The Minister of Labour and Employment, Chris Ngige made the submission during an interview on Thursday, Naija News reports.
He stated further that it was not the current administration that made a promise to pay the ₦1.3trn revitalization funds initially but the government of former President Goodluck Jonathan.
Explaining further, Ngige pointed out that when the promise was made, the government had more money and fuel prices were favourable but the administration of President Muhammadu Buhari does not have access to such finances.
The Minister said that is why the Buhari government told the union to allow a renegotiation of the agreement after some art payments made by the Jonathan government and the current government out of the initial ₦1.3trn agreement to leave a balance of ₦1.1trn which is one of the factors responsible for the latest ASUU strike which started on February 14, 2022.
Though Ngige agreed that government is a continuum, he appealed to ASUU to be realistic and understand the current financial capability of the government.
Speaking during an interview with Channels Television, Ngige said the federal government has promised to explore other options to fund universities since present realities may not make the revitalization agreement a viable option.
Government is a continuum. The N1.3 trillion you are talking about was promised by the Jonathan government. Oil was selling about $100 to $120 per barrel then and the revenue of the federation was rich,” he said.
“The agreement (referring to the agreement made by the current administration) says that ‘government is unable to pay this but to show commitment to the intentions of the revitalisation for which this N1.3 trillion was promised’.
“Mind you, it was promised by that administration and they promised to kickstart the payment — and they paid N200 billion which they borrowed from TETFUND. They did not take it from the federation account. That payment spiralled even into 2016 — to our regime.
Government (current administration) said we don’t have the money to pay for it — this was the agreement in 2016 to 2017 — but we will find a way by which we can fund the universities and revitalise infrastructure.
“A committee was set up with ASUU as members. Government said ‘we are going to drop N25 billion for you to show you in good faith that we are not talking nonsense.’

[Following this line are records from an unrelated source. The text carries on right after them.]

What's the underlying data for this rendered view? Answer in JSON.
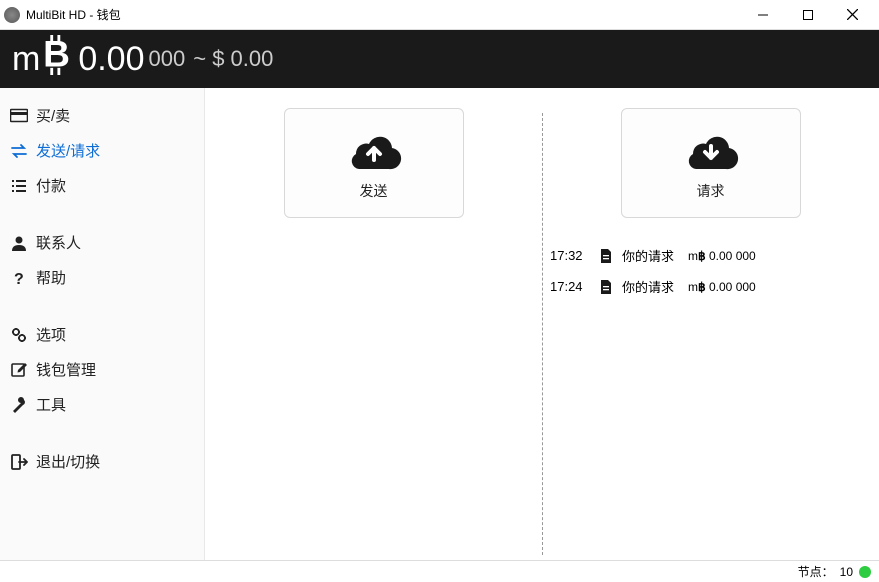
{
  "window": {
    "title": "MultiBit HD - 钱包"
  },
  "balance": {
    "unit_prefix": "m",
    "amount_main": "0.00",
    "amount_decimals": "000",
    "fiat": "~ $ 0.00"
  },
  "sidebar": {
    "buy_sell": "买/卖",
    "send_request": "发送/请求",
    "payments": "付款",
    "contacts": "联系人",
    "help": "帮助",
    "options": "选项",
    "wallet_mgmt": "钱包管理",
    "tools": "工具",
    "exit_switch": "退出/切换"
  },
  "main": {
    "send_label": "发送",
    "request_label": "请求",
    "transactions": [
      {
        "time": "17:32",
        "desc": "你的请求",
        "amount": "0.00 000"
      },
      {
        "time": "17:24",
        "desc": "你的请求",
        "amount": "0.00 000"
      }
    ]
  },
  "status": {
    "nodes_label": "节点：",
    "nodes_count": "10"
  }
}
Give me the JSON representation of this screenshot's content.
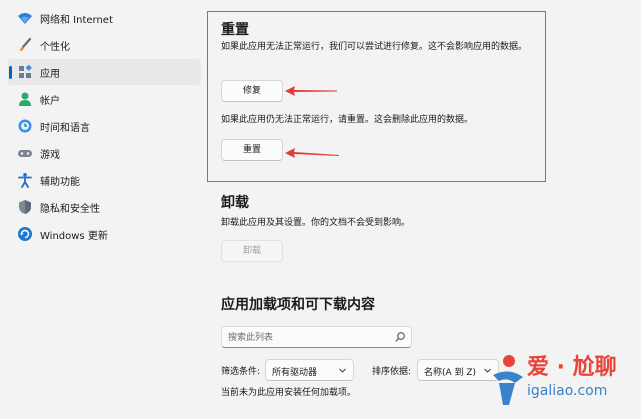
{
  "sidebar": {
    "items": [
      {
        "label": "网络和 Internet",
        "icon": "wifi-icon"
      },
      {
        "label": "个性化",
        "icon": "paintbrush-icon"
      },
      {
        "label": "应用",
        "icon": "apps-icon",
        "selected": true
      },
      {
        "label": "帐户",
        "icon": "account-icon"
      },
      {
        "label": "时间和语言",
        "icon": "time-language-icon"
      },
      {
        "label": "游戏",
        "icon": "gamepad-icon"
      },
      {
        "label": "辅助功能",
        "icon": "accessibility-icon"
      },
      {
        "label": "隐私和安全性",
        "icon": "shield-icon"
      },
      {
        "label": "Windows 更新",
        "icon": "windows-update-icon"
      }
    ]
  },
  "reset_section": {
    "title": "重置",
    "repair_desc": "如果此应用无法正常运行，我们可以尝试进行修复。这不会影响应用的数据。",
    "repair_button": "修复",
    "reset_desc": "如果此应用仍无法正常运行，请重置。这会删除此应用的数据。",
    "reset_button": "重置"
  },
  "uninstall_section": {
    "title": "卸载",
    "desc": "卸载此应用及其设置。你的文档不会受到影响。",
    "uninstall_button": "卸载"
  },
  "addons_section": {
    "title": "应用加载项和可下载内容",
    "search_placeholder": "搜索此列表",
    "filter_label": "筛选条件:",
    "filter_value": "所有驱动器",
    "sort_label": "排序依据:",
    "sort_value": "名称(A 到 Z)",
    "empty_message": "当前未为此应用安装任何加载项。"
  },
  "watermark": {
    "text_cn": "爱 · 尬聊",
    "text_url": "igaliao.com"
  },
  "colors": {
    "accent": "#0067c0",
    "highlight_border": "#e5484d",
    "arrow": "#e23b3b",
    "background": "#f3f3f3"
  }
}
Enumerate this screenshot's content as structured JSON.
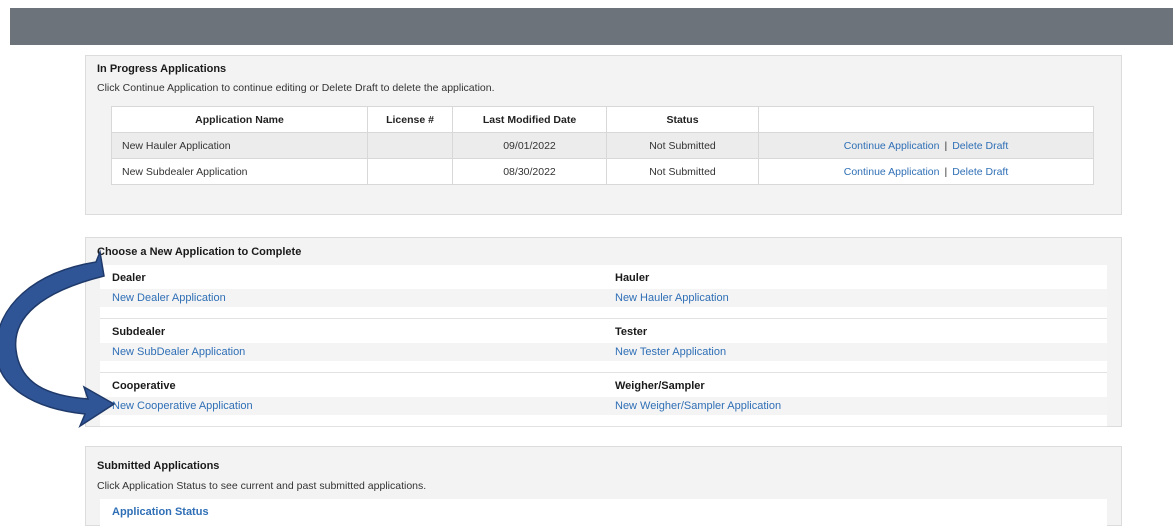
{
  "in_progress": {
    "title": "In Progress Applications",
    "description": "Click Continue Application to continue editing or Delete Draft to delete the application.",
    "columns": [
      "Application Name",
      "License #",
      "Last Modified Date",
      "Status",
      ""
    ],
    "rows": [
      {
        "name": "New Hauler Application",
        "license": "",
        "date": "09/01/2022",
        "status": "Not Submitted",
        "continue": "Continue Application",
        "separator": "|",
        "delete": "Delete Draft"
      },
      {
        "name": "New Subdealer Application",
        "license": "",
        "date": "08/30/2022",
        "status": "Not Submitted",
        "continue": "Continue Application",
        "separator": "|",
        "delete": "Delete Draft"
      }
    ]
  },
  "choose_new": {
    "title": "Choose a New Application to Complete",
    "groups": [
      {
        "left_name": "Dealer",
        "left_link": "New Dealer Application",
        "right_name": "Hauler",
        "right_link": "New Hauler Application"
      },
      {
        "left_name": "Subdealer",
        "left_link": "New SubDealer Application",
        "right_name": "Tester",
        "right_link": "New Tester Application"
      },
      {
        "left_name": "Cooperative",
        "left_link": "New Cooperative Application",
        "right_name": "Weigher/Sampler",
        "right_link": "New Weigher/Sampler Application"
      }
    ]
  },
  "submitted": {
    "title": "Submitted Applications",
    "description": "Click Application Status to see current and past submitted applications.",
    "status_link": "Application Status"
  },
  "colors": {
    "topbar": "#6c737a",
    "link": "#2f6fb6",
    "arrow_fill": "#2f5597",
    "arrow_stroke": "#1f3a6a"
  }
}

“That one was dropped. Again, another money was paid last year because the committee couldn’t come up with anything that will generate funds. Government made it clear that we don’t have N1.1 trillion that is remaining.
We don’t have it. It is in the agreement. The government did not say we are going to pay N1.1 trillion that is remaining. They said we don’t have this money and under the principle of capacity and ability to pay, let us renegotiate it because TETFUND is still there.
“Unless you want us to take money from TETFUND and deceive you like it was done in that period.”